Memungut ponsel sang sekertaris, Giandra masih mendengar jelas teriakan yang keluar dari speaker ponsel.
Membalik ponsel tersebut, Giandra hanya menemukan video tentang wanita yang tengah menghajar wanita lainnya.
Adegan bagaimana wanita yang diteriaki pelakor terjatuh dengan kepala membentur paving blok membuat Giandra meringis. Pasti sakit.
"Dasar sundal! Jangan pernah lagi lo deketin Abang gue.
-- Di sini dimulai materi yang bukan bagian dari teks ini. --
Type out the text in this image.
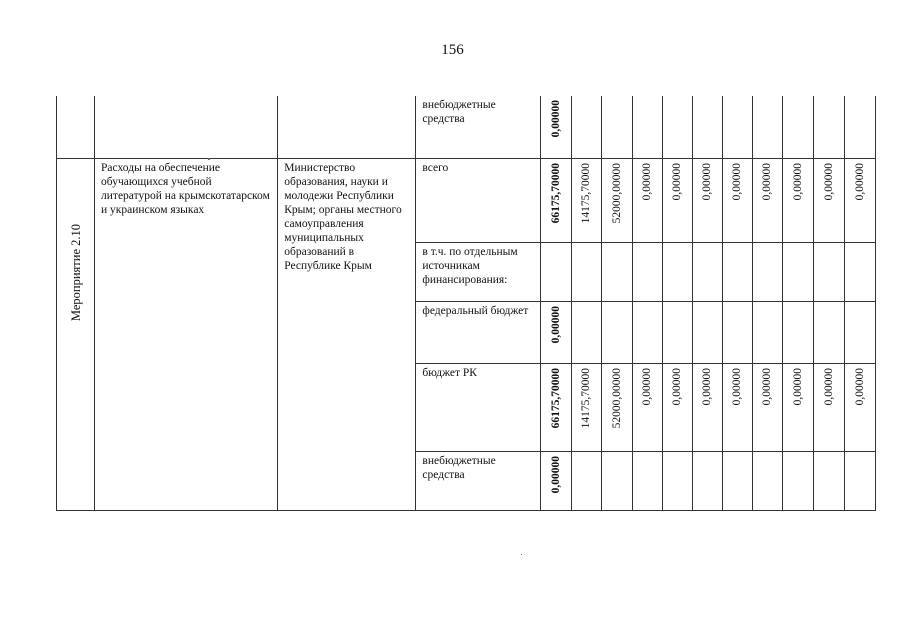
156

			внебюджетные средства	0,00000										

Мероприятие 2.10	Расходы на обеспечение обучающихся учебной литературой на крымскотатарском и украинском языках	Министерство образования, науки и молодежи Республики Крым; органы местного самоуправления муниципальных образований в Республике Крым	всего	66175,70000	14175,70000	52000,00000	0,00000	0,00000	0,00000	0,00000	0,00000	0,00000	0,00000	0,00000

			в т.ч. по отдельным источникам финансирования:											

			федеральный бюджет	0,00000										

			бюджет РК	66175,70000	14175,70000	52000,00000	0,00000	0,00000	0,00000	0,00000	0,00000	0,00000	0,00000	0,00000

			внебюджетные средства	0,00000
Dasar pelakor nggak tau diri, lo."
Mendadak saja, wajah Giandra berubah pias begitu adegan selanjutnya ia mendengar teriakan dengan kamera yang menyorot langsung wajah wanita yang diteriaki 'pelakor' tengah pingsan dengan darah yang merembes dari belakang kepalanya. membuat napas Giandra tercuri begitu saja, membuat paru-parunya menciut.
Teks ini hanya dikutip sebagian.